Tim itu lahir setelah dilakukan rapat koordinasi (rakor) antara Forkompinda Maluku dan BNN setempat di baileo rakyat Karang Panjang Ambon, Jumat (21/3/2025).
Menurut Ketua Komisi I DPRD Maluku, Solihin Buton, berdasarkan laporan kepolisian, terdapat tujuh kasus konflik yang terjadi selama 2024 hingga awal 2025 di Maluku Tenggara.
“Kami mendesak aparat penegak hukum untuk segera menangkap oknum pelaku konflik di Maluku Tenggara, agar ada efek jera,” kata Solihin Buton kepada wartawan, usai rapat.
Selain penindakan terhadap pelaku, DPRD juga meminta aparat keamanan untuk melakukan razia senjata tajam dalam bentuk apapun, guna mencegah terulangnya konflik serupa.

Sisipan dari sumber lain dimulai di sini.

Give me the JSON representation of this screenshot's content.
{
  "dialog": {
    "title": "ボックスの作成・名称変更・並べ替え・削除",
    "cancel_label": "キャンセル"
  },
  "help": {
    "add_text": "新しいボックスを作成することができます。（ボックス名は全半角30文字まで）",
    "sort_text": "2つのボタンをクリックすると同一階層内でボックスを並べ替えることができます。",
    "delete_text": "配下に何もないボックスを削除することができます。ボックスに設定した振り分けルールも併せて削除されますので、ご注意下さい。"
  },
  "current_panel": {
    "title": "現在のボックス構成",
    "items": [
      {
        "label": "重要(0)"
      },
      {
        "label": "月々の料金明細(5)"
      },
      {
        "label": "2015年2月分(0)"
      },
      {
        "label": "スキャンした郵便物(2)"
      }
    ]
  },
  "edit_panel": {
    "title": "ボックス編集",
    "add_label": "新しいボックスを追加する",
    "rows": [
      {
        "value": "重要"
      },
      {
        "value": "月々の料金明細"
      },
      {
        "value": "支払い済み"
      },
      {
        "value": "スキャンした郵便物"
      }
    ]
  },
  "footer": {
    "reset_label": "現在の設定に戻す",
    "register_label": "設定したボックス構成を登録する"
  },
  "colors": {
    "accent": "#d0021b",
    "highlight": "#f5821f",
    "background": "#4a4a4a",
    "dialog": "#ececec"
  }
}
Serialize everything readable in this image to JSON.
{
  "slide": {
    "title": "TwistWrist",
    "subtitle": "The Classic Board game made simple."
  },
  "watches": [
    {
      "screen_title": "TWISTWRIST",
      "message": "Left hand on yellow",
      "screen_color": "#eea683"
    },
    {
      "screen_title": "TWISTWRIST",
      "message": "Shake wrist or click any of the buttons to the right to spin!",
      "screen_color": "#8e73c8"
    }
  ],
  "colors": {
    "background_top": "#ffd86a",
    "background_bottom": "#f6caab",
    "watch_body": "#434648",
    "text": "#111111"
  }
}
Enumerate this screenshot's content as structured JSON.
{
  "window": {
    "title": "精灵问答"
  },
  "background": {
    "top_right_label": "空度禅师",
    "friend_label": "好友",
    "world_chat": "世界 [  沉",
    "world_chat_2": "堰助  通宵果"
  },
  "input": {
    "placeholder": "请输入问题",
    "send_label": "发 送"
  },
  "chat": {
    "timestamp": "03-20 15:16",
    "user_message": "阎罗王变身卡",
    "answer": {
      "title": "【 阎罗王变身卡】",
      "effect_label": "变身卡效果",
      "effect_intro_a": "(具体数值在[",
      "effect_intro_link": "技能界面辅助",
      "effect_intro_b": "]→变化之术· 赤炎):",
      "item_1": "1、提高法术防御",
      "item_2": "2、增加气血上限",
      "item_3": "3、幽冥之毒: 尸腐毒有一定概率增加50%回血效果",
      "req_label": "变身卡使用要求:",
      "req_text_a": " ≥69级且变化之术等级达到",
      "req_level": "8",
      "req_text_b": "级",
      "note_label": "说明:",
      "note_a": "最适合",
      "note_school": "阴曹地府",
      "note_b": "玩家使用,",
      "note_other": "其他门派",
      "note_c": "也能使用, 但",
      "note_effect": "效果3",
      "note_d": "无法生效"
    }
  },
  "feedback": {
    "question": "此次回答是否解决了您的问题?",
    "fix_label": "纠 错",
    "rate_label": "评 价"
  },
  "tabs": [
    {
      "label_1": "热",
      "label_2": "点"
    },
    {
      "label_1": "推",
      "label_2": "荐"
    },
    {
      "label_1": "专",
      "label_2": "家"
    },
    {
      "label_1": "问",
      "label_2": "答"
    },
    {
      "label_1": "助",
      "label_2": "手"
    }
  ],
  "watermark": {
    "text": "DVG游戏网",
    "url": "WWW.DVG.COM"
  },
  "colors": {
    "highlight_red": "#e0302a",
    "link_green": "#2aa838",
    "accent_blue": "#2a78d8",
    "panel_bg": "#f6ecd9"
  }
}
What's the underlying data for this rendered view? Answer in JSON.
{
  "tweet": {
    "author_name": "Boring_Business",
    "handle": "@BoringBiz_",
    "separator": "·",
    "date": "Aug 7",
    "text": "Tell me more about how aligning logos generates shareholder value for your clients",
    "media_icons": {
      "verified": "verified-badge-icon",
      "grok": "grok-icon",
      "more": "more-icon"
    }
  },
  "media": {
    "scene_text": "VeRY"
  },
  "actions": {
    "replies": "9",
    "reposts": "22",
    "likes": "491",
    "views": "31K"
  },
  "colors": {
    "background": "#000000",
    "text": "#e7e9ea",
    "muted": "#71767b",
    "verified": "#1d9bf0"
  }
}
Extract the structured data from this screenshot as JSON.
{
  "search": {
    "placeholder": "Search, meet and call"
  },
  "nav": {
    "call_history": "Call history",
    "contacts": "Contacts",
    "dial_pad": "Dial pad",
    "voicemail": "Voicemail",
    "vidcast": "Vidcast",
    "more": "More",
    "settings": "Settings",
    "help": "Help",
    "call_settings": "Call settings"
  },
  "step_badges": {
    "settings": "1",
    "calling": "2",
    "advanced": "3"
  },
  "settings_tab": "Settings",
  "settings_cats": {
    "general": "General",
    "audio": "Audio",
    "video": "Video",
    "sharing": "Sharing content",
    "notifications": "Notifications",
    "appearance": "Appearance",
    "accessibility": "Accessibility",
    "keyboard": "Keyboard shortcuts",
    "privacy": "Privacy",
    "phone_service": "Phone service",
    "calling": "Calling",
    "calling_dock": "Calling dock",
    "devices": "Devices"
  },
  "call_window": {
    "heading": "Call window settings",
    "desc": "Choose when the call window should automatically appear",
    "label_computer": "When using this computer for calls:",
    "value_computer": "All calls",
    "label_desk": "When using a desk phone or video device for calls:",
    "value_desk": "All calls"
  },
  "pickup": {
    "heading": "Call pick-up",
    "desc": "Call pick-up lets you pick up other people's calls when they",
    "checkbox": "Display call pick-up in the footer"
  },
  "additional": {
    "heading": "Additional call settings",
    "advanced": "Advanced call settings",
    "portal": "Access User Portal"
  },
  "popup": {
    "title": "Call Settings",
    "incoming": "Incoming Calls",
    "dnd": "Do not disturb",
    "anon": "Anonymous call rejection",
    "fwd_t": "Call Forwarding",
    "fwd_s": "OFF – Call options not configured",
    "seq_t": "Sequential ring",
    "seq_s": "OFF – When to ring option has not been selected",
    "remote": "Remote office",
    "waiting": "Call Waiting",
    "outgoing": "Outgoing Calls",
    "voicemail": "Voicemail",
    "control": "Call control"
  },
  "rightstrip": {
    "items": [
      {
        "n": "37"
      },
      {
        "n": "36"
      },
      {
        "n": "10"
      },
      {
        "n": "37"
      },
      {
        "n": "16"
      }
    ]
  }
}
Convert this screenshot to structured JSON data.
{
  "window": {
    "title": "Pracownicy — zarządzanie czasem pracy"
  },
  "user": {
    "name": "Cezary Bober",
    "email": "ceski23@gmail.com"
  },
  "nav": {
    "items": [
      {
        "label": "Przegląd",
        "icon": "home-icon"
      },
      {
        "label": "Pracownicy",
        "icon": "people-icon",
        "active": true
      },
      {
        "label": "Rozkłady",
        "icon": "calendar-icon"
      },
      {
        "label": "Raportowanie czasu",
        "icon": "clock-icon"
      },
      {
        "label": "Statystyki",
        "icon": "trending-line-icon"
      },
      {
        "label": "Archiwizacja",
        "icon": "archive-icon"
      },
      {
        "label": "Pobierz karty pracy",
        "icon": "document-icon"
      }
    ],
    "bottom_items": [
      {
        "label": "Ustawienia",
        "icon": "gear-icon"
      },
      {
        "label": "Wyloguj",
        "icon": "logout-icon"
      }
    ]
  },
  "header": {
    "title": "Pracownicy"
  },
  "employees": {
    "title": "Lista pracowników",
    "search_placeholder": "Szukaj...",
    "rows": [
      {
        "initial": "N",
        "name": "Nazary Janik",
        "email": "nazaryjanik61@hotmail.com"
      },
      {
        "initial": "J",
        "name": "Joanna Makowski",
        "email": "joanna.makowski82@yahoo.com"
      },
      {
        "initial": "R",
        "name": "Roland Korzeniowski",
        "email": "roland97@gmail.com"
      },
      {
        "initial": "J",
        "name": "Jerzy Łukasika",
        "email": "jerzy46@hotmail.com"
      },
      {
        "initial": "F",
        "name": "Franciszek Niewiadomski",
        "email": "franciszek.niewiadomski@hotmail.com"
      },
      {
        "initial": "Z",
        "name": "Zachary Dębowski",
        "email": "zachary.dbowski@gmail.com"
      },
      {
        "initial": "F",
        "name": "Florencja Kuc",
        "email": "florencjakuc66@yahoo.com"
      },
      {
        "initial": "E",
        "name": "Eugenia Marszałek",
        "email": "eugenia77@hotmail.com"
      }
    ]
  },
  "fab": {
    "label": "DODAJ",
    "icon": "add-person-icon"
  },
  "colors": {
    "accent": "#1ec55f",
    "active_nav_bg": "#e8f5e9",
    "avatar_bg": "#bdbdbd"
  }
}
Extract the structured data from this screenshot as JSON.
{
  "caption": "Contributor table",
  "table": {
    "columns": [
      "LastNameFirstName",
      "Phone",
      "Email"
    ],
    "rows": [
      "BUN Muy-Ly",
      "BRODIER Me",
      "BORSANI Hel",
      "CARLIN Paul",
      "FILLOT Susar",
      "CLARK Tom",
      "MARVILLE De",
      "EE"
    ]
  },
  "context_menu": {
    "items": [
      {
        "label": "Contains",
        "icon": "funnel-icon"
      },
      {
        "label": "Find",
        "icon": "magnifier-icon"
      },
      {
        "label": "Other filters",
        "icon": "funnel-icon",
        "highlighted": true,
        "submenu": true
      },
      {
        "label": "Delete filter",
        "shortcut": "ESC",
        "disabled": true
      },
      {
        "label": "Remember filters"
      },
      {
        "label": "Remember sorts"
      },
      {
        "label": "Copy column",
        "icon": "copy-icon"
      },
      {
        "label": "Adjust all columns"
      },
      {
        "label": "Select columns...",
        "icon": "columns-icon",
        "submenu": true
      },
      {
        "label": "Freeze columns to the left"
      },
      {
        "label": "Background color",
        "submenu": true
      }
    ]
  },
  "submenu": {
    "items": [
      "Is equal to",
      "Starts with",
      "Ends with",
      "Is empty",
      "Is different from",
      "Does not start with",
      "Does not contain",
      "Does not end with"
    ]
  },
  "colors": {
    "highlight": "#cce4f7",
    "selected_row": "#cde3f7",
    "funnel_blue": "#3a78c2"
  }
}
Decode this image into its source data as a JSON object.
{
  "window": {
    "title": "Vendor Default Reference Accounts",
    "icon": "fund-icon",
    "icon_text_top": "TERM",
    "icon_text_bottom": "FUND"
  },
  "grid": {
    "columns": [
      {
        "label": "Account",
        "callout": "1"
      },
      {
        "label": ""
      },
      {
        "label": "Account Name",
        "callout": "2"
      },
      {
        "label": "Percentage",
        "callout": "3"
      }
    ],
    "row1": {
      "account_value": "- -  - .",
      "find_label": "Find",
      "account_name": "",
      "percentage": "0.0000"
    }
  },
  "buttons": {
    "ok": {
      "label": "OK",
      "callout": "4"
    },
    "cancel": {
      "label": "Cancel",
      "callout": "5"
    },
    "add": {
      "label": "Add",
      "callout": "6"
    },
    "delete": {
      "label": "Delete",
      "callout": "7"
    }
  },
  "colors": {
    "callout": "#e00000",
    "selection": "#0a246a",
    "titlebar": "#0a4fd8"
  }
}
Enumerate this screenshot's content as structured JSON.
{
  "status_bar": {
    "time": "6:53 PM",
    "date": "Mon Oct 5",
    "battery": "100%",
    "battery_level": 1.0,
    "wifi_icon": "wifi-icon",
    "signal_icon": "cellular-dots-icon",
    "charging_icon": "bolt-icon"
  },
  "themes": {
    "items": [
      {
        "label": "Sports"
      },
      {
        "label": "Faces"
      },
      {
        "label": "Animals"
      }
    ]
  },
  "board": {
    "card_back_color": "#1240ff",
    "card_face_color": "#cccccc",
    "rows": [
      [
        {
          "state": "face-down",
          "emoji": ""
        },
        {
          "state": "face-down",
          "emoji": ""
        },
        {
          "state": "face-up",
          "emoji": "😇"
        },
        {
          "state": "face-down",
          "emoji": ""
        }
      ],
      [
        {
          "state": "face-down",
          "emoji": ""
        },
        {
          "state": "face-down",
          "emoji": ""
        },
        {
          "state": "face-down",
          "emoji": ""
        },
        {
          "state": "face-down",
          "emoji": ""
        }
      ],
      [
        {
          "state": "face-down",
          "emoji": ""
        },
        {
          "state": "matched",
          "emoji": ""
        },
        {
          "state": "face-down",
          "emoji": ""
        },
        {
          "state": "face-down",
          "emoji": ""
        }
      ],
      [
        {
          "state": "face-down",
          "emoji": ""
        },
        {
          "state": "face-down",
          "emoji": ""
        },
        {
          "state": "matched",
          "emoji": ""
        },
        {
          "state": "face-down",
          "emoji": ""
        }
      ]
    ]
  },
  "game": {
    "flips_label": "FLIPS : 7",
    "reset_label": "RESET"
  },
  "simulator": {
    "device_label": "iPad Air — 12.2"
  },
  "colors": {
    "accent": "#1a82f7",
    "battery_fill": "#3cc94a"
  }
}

Diketahui, rakor itu digelar untuk membahas penanganan konflik antar desa di Maluku Tenggara yang terjadi pada 16 Maret 2025 dini harim
Konflik bermula saat sekelompok pemuda dari desa Perumda ingin menyerang ke Karang Tagepe. Mereka kemudian dihalau oleh aparat kepolisian yang berjaga di Landmark.
Namun, konflik kemudian pecah, lantaran kedua belah pihak bersikeras untuk saling serang.
Peristiwa itu mengakibatkan 16 orang terluka, dua di antaranya meninggal dunia. Dari 16 korban tersebut, sembilan orang merupakan anggota Polres Malra yang turut terluka akibat diparingi dan terkena tembakan senapan angin juga anak panah.
Menurut Solihin, berdasarkan hasil evaluasi, pemicu utama konflik di wilayah tersebut berkaitan erat dengan konsumsi minuman keras dan penyalahgunaan narkoba.
“Oleh karena itu, kami juga meminta BNN bersama aparat keamanan untuk memperketat pengawasan terhadap peredaran miras dan narkoba,” tandasnya (RLA).